Mujeres que uno tiene dentro

“Cero culpa” se publicó en una antología llamada Historias de mujeres infieles, en la editorial Emecé, en 2008. Eran todas autoras mujeres y yo, travestido con el seudónimo de Adriana Battu. En un primer momento sólo el editor sabía que Adriana Battu era yo, pero después las demás autoras que participaban en el libro se enteraron, y creo que a ninguna le molestó. La única persona que se enojó fue una estudiante de Letras que me escribió un mail indignada porque había hecho un trabajo de género para la facultad y había argumentado la tesis de la monografía con mi cuento, y cuando se enteró de que no estaba escrito por una mujer sino por un hombre se le desmoronó la teoría con el trabajo ya entregado. Me decía que al menos tendríamos que haber avisado en el prólogo. Le pedí disculpas y le dije que me parecía que no tenía por qué cambiar su tesis, porque Adriana Battu es una voz femenina, y la enunciación del cuento también. No la convencí. Que el autor fuera yo y no una mujer cambiaba todo, incluso transformaba el cuento, que según sus palabras ya no le gustaba. Ahí quedó el cruce de mails. Nunca supe qué nota se sacó.

Durante tres o cuatro años escribí con ese seudónimo femenino en distintos blogs. Me gustaba recibir comentarios donde me decían cosas como “seguro que sos gorda”, “andá a tomar sol, resentida”, cosas así. También algunos hombres me querían conocer, me mandaban mails. Yo, histérica, no contestaba. Sostener esa interpretación, ese personaje, me presentaba un de-safío, porque nadie sabía que Adriana Battu era yo y no quería arruinar el disfraz con alguna frase o actitud que me delatara. Fue un excelente ejercicio que me sirvió para desarrollar algunas mujeres que aparecen en mis historias. También supongo que saqué muchas cosas de mi convivencia con mis hermanas, de escucharlas opinar sobre hombres viendo tele, de verlas probándose ropa paradas sobre la tapa del inodoro para mirarse de cuerpo entero en el espejo del baño. No me interesa tanto la idea de escribir como mujer, sino de escribir como esa mujer, ese personaje. Es casi como si el hecho de que el personaje sea mujer fuera un asunto circunstancial. Aunque puedo estar exagerando.
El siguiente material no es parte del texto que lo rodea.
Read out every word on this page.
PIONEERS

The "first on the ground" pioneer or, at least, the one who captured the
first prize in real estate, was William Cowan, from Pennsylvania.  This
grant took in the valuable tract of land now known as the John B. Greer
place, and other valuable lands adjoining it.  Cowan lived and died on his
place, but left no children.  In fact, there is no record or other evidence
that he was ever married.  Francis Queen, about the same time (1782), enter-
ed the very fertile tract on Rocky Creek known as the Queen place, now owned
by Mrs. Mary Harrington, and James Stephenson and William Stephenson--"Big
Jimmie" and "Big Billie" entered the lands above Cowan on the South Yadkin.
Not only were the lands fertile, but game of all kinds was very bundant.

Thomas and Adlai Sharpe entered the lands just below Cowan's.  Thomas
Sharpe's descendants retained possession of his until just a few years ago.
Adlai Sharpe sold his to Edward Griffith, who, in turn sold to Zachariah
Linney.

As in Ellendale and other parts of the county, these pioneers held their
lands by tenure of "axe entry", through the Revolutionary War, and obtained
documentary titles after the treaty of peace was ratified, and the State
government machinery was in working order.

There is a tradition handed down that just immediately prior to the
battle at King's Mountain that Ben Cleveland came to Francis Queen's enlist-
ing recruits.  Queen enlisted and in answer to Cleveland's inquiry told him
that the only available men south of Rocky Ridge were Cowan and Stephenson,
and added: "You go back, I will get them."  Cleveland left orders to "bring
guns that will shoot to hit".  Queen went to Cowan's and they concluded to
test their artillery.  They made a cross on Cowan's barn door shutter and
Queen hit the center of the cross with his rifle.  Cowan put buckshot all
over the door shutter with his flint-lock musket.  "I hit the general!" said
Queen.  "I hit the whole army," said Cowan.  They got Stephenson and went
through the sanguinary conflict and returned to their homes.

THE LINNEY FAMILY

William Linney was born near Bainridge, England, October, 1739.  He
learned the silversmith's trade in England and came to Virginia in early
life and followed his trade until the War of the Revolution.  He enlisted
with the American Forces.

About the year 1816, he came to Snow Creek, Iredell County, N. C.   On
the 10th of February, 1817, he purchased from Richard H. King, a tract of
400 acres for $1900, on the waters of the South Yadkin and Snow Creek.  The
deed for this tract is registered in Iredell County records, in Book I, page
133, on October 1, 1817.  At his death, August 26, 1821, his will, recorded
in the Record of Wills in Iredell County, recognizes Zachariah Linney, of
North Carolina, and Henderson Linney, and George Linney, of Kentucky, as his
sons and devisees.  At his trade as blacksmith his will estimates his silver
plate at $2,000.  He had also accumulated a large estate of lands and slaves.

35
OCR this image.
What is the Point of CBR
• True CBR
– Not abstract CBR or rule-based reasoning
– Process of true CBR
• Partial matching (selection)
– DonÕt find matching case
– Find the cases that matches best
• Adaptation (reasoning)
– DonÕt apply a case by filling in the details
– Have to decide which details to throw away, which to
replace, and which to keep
De todas formas, inventar personajes femeninos es un ejercicio literario que los autores hombres vienen haciendo desde siempre con casos sobresalientes, desde las poderosas mujeres de Eurípides, pasando por la frustración de Emma Bovary de Flaubert, hasta el increíble río verbal de Molly Bloom en el último capítulo del Ulises de Joyce. Sin embargo, es más común en general que una mujer tome la voz de un personaje masculino. En música, por ejemplo, las cantantes pueden interpretar una letra en la que habla un hombre, sin que nos suene raro. En cambio, si es al revés, si un cantante interpreta una canción femenina, da un poco loca, un poco drag queen, como si hiciera una caracterización transformista. Caetano lo puede hacer con mucha gracia: en su disco Foreign Sound canta “The Man I Love” y sale airoso. Y hablando de Caetano, hay un video de los setenta u ochenta en YouTube donde está con Chico Buarque y cantan “Esse cara” y otra canción más. Hablan brevemente de la capacidad de Buarque para inventar personajes femeninos en sus canciones. Si entiendo bien el portugués, Caetano (que está en su etapa más andrógina) le dice a Buarque: “Esas mujeres que tenés adentro tuyo son lindas”.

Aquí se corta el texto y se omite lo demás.